The plot and central character journey of Anora will ring a bell for anyone familiar with Federico Fellini’s Nights of Cabiria (1957), about a sex worker living in Rome who keeps finding herself in tragic situations where someone takes advantage of her and devalues her life because of her job. Giulietta Masina won best actress at Cannes for her unforgettable portrayal of Cabiria, a layered and physical performance of hardened self-reliance and protective pride that takes a lifetime to build and a day to shatter. That physicality and emotional complexity is echoed in Madison’s performance of Ani. When Vanya proposes in Vegas, Madison depicts Ani as both experienced enough to recognize that he’s probably full of it and innocent enough to get married anyway. That duality endears us to Ani, her secret desire for a movie miracle becoming inextricable from our own. Based on the loud cheering in the theater when Ani finally gets to tell off Vanya, I can only assume many viewers, in search of some catharsis, would have been okay with a happier ending. But in Baker’s worldview, the possibility of escaping your circumstances is nothing more than American myth.

To say that Anora doesn’t ultimately achieve the profundity of Nights of Cabiria is probably unfair considering that film’s once-in-a-generation power, but recalling that earlier film helps elucidate the deeper ambivalence I feel about Baker’s work. He tends to get a lot of credit for telling stories about people on the margins of society, and his films play out as sincere and well-intentioned, but they’re imbued with an uncomfortable fascination with the streets. He’s looking, but he’s not really saying anything. His films seem to spring from Italian neorealist or French New Wave ethos. Those narratives, which also centered on the poor and disenfranchised, were an indictment of and counterpoint to the Hollywood-influenced national cinemas of those times. And crucially, they were local and personal. Baker’s films, collectively approaching something like a sexploitation genre unto itself, seem to be trying to split the difference between Hollywood and raw grassroots guerilla cinema, landing on a kind of pop realism that feels aesthetically uniquely his, if hollow at the core.

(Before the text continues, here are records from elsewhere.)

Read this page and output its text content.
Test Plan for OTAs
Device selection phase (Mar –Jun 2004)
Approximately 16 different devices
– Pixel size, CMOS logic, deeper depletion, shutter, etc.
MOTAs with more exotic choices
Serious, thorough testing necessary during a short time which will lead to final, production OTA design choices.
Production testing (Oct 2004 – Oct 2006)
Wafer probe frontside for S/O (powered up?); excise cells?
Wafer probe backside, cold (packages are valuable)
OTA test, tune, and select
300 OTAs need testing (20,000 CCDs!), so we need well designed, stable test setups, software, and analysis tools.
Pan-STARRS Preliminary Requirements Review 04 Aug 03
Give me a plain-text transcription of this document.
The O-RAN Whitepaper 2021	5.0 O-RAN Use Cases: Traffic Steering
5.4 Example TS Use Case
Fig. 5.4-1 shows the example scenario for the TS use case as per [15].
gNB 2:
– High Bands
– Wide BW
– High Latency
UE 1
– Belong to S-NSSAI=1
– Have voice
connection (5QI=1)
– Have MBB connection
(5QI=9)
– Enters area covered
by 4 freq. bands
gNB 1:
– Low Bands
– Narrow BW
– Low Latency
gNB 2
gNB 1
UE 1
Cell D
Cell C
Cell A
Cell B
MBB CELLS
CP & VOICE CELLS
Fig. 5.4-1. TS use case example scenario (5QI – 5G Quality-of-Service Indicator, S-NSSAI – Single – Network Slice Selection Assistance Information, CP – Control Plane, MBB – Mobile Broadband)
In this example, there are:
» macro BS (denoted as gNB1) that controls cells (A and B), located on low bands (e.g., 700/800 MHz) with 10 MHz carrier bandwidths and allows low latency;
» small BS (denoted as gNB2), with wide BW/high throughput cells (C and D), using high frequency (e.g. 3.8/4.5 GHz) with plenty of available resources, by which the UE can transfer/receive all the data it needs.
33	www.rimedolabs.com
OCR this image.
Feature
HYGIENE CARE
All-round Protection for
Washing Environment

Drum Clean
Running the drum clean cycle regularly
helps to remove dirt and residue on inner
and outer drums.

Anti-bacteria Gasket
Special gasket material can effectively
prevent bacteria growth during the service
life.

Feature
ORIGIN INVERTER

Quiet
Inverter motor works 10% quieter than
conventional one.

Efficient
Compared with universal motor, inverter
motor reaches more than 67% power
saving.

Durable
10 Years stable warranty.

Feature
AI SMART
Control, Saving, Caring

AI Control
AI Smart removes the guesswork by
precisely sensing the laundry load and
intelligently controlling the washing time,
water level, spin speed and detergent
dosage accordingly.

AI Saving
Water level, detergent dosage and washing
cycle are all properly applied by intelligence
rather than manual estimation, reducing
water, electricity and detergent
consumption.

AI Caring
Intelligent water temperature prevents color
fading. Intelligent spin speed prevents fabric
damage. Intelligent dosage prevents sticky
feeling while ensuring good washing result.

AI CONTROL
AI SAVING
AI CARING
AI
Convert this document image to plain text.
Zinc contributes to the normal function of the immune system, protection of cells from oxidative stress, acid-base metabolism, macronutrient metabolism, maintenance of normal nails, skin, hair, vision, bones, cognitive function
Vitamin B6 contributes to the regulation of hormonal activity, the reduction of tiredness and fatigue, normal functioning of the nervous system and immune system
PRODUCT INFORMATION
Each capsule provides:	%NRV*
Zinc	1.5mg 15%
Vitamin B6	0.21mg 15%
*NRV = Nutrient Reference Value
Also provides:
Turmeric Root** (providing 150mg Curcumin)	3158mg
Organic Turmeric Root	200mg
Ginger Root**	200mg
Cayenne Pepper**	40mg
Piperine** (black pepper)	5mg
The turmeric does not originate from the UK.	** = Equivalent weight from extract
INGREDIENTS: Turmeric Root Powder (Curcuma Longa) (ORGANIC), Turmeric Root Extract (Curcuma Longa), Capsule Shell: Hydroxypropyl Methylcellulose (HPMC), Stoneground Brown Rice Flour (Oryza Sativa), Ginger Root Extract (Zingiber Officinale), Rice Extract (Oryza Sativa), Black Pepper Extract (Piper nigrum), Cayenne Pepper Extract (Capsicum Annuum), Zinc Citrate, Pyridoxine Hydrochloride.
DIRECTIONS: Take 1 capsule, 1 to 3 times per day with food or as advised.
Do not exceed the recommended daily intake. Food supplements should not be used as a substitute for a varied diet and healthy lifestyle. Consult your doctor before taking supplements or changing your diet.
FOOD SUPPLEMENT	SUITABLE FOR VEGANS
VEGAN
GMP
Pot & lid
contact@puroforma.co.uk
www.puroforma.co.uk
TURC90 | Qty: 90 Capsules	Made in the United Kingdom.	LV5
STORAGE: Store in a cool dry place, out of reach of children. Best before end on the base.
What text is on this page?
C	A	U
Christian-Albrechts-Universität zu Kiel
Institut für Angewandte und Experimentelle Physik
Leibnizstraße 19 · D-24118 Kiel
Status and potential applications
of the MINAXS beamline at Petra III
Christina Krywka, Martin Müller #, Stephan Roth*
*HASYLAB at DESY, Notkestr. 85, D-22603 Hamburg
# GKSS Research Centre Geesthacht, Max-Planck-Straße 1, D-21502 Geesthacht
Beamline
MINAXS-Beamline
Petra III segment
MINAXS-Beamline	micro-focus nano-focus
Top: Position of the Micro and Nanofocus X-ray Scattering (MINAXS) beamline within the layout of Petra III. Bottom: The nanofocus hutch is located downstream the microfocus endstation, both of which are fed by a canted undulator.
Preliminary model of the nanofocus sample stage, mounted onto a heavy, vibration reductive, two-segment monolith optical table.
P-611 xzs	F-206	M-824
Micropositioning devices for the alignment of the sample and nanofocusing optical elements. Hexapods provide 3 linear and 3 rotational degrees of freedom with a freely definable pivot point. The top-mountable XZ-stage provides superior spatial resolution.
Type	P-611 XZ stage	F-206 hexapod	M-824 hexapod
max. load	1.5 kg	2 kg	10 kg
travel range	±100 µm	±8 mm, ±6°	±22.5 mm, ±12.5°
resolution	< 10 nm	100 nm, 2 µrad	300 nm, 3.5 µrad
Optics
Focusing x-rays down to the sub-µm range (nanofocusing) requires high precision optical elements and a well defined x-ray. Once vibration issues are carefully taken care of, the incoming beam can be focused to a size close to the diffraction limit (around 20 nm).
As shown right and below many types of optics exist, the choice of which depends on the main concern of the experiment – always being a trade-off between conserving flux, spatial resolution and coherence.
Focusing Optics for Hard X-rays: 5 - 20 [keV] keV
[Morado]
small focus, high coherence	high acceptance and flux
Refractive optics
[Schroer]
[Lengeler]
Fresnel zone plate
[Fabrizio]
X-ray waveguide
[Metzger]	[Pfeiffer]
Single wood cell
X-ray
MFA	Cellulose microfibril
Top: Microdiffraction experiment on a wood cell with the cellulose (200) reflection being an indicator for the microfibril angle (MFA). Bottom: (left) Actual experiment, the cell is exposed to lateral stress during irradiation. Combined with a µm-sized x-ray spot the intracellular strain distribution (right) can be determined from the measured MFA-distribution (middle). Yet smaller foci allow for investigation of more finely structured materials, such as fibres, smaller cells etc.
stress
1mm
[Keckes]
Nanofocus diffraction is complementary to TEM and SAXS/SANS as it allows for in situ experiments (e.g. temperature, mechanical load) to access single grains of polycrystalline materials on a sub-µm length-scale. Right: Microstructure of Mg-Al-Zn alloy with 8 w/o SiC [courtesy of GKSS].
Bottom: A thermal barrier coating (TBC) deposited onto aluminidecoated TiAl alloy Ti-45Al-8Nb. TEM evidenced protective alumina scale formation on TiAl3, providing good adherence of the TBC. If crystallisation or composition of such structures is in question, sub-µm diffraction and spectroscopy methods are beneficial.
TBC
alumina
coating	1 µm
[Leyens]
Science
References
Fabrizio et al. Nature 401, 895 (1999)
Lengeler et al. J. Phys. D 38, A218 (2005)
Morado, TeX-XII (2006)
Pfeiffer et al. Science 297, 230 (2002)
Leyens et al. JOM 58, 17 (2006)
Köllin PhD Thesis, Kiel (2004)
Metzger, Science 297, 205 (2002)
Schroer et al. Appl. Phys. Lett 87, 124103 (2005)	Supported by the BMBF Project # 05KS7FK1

Baker chases Hollywood grandeur with bright colored, frenzied, and frequently funny storytelling that could easily be flipped into Grand Theft Auto side quests. His sex work plots buzz around someone on the hunt, with a deadline creating the feeling of being strapped into a speeding car bracing for some climactic explosion. Deeper truths about America he seems to be confronting are not rooted in the personal and often feel secondary to the lurid hook. So when a washed-up adult film star tries to lure a high school student into the industry, as in Red Rocket, or a trans sex worker’s insecurity about her boyfriend sleeping with a cis woman is turned into a farce, as in Tangerine, or Ani is hogtied in an extended sequence bordering on bondage porn in Anora, the “commentary” feels like more of an afterthought, or maybe even cover, for all the demented fun. Film doesn’t have to be dogmatically political and aesthetically "real" to have impact, but if his goal is ultimately to normalize and decriminalize sex work, as he’s claimed, simply putting sex workers on screen and weaving energetic stories around the most salacious aspects of their lives doesn’t quite land.

I’m reminded of the subplot in Red Rocket about a character accused of stolen valor for impersonating a war veteran at the mall, the line of inquiry drawing attention to the exaggerated heroics of the exploitative protagonist, who has received numerous adult film awards for the work of the women he shared intimate scenes with. Whatever weird clout Baker receives for the niche he’s carved out will ultimately be made more palatable by the integrity of the roles he creates and the brilliance of the actors who inhabit them. In the end, Anora eschews any optimism, instead choosing to convey a bleak reality about American life, but it still just feels like tourism.